Flood of Foreclosures: Hundreds to Lose Colony Ridge Homes Tomorrow

Wayne Dolcefino, investigative reporter extraordinaire, posted a followup story today to his Thanksgiving expose of Colony Ridge, the world’s largest trailer park in Liberty County. It’s about a flood of foreclosures.

More than 200 Foreclosures Before Christmas

“More than 200 families will lose their land and homes Tuesday as the controversial developer in Liberty County continues mass foreclosures,” says Dolcefino. “Nearly 97 percent of foreclosures in the county are now linked to a neighborhood housing a growing number of illegal immigrants.”

A small part of 13,000-acre Colony Ridge in Liberty County. Photographed last spring.

One in Eight Colony Ridge Lots Foreclosed on This Year

The developer foreclosed on more than 2,700 properties before Thanksgiving this year, according to Dolcefino. With another 200 on the auction block tomorrow, that will make 2,900 – out of a total of 22,356 properties (according to the developer’s website). That’s about 13% of all the lots in Colony Ridge, foreclosed on in ONE year. More than one in eight!

According to Dolcefino, the foreclosure auction should take place on the steps of the Liberty County Courthouse from 10 to 1 tomorrow. Dolcefino caught the developer’s employees faking an auction last time.
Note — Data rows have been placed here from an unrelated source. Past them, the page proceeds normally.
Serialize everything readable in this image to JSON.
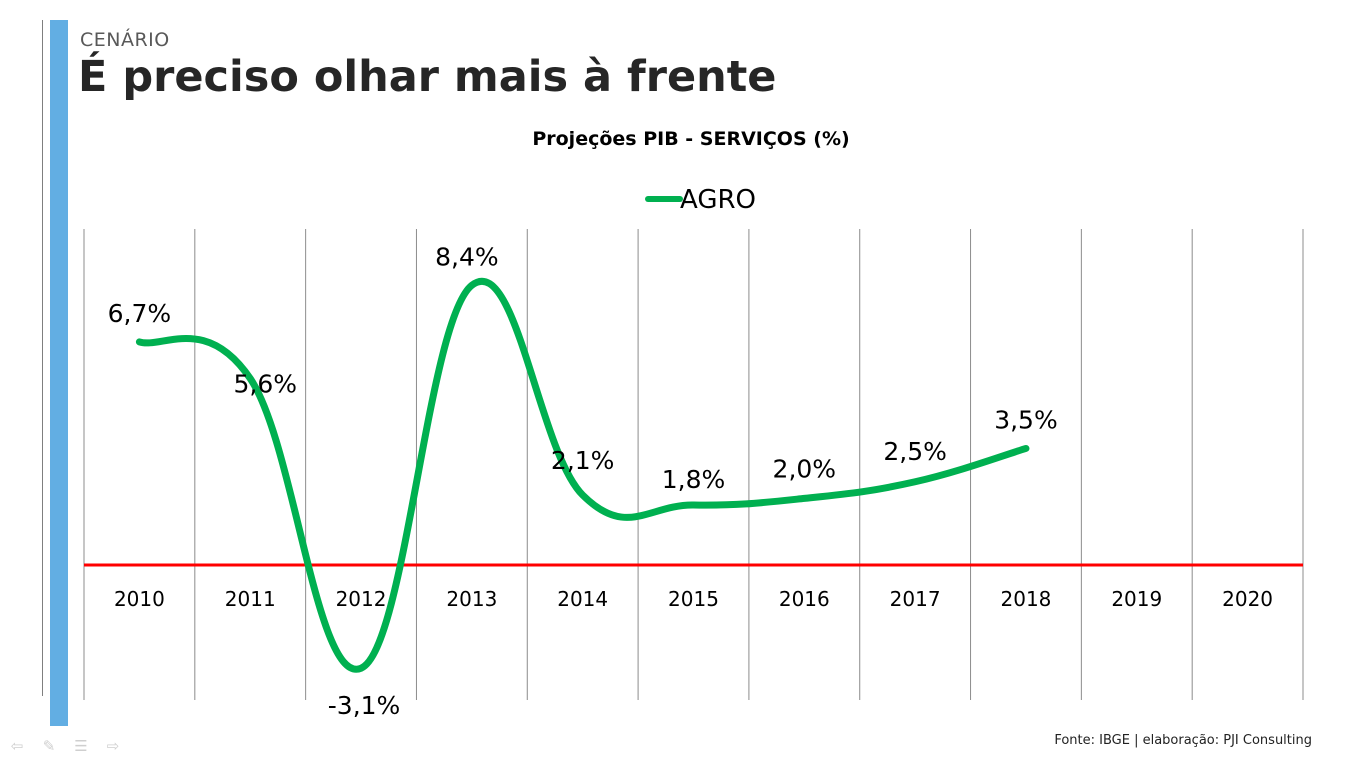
{
  "slide": {
    "section": "CENÁRIO",
    "title": "É preciso olhar mais à frente",
    "source": "Fonte: IBGE  |  elaboração: PJI Consulting"
  },
  "nav": [
    "back-arrow-icon",
    "pen-icon",
    "menu-icon",
    "forward-arrow-icon"
  ],
  "chart_data": {
    "type": "line",
    "title": "Projeções PIB - SERVIÇOS (%)",
    "categories": [
      "2010",
      "2011",
      "2012",
      "2013",
      "2014",
      "2015",
      "2016",
      "2017",
      "2018",
      "2019",
      "2020"
    ],
    "series": [
      {
        "name": "AGRO",
        "color": "#00b050",
        "values": [
          6.7,
          5.6,
          -3.1,
          8.4,
          2.1,
          1.8,
          2.0,
          2.5,
          3.5,
          null,
          null
        ],
        "labels": [
          "6,7%",
          "5,6%",
          "-3,1%",
          "8,4%",
          "2,1%",
          "1,8%",
          "2,0%",
          "2,5%",
          "3,5%",
          "",
          ""
        ]
      }
    ],
    "baseline": {
      "value": 0,
      "color": "#ff0000"
    },
    "legend": "top-center",
    "grid": "vertical"
  }
}
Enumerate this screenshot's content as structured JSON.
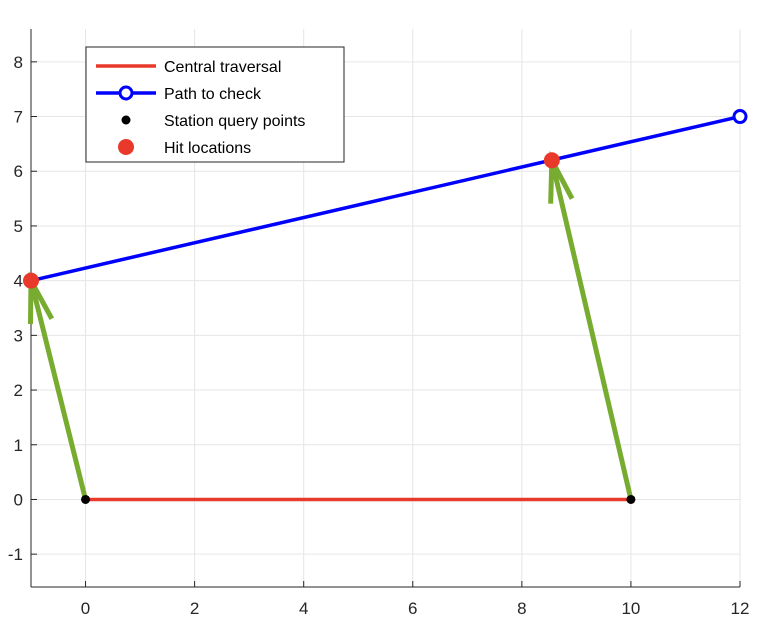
{
  "chart_data": {
    "type": "line",
    "title": "",
    "xlabel": "",
    "ylabel": "",
    "xlim": [
      -1,
      12
    ],
    "ylim": [
      -1.6,
      8.6
    ],
    "xticks": [
      0,
      2,
      4,
      6,
      8,
      10,
      12
    ],
    "yticks": [
      -1,
      0,
      1,
      2,
      3,
      4,
      5,
      6,
      7,
      8
    ],
    "grid": true,
    "legend_position": "top-left",
    "series": [
      {
        "name": "Central traversal",
        "kind": "line",
        "color": "#e8392a",
        "x": [
          0,
          10
        ],
        "y": [
          0,
          0
        ]
      },
      {
        "name": "Path to check",
        "kind": "line-with-circle-endpoints",
        "color": "#0000ff",
        "x": [
          -1,
          12
        ],
        "y": [
          4,
          7
        ]
      },
      {
        "name": "Station query points",
        "kind": "scatter",
        "color": "#000000",
        "x": [
          0,
          10
        ],
        "y": [
          0,
          0
        ]
      },
      {
        "name": "Hit locations",
        "kind": "scatter",
        "color": "#e8392a",
        "x": [
          -1,
          8.55
        ],
        "y": [
          4,
          6.2
        ]
      }
    ],
    "arrows": [
      {
        "from": [
          0,
          0
        ],
        "to": [
          -1,
          4
        ],
        "color": "#77ac30"
      },
      {
        "from": [
          10,
          0
        ],
        "to": [
          8.55,
          6.2
        ],
        "color": "#77ac30"
      }
    ]
  }
}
Colony Ridge So Far Has Managed to Repurchase Every Foreclosure

Dolcefino also says that Colony Ridge has repurchased 100% of the lots it has foreclosed on. Thus, the developer sells and resells the properties many times over in a revolving door arrangement.

Colony Ridge boasts that they finances land transactions themselves. The developer makes it exceedingly easy to purchase the property with down payments as low as a few hundred dollars. But then he charges up to 13% interest rates on the balance. And the fees for water and sewage hookups can be astronomical.

No wonder the developer and his team (a bunch of ex-boxers) have an undefeated record. It’s the perfect combination punch for unsophisticated buyers, many of whom barely speak English: a down-payment jab followed by uppercut interest rates, roundhouse fees, and the knockout at the County Courthouse.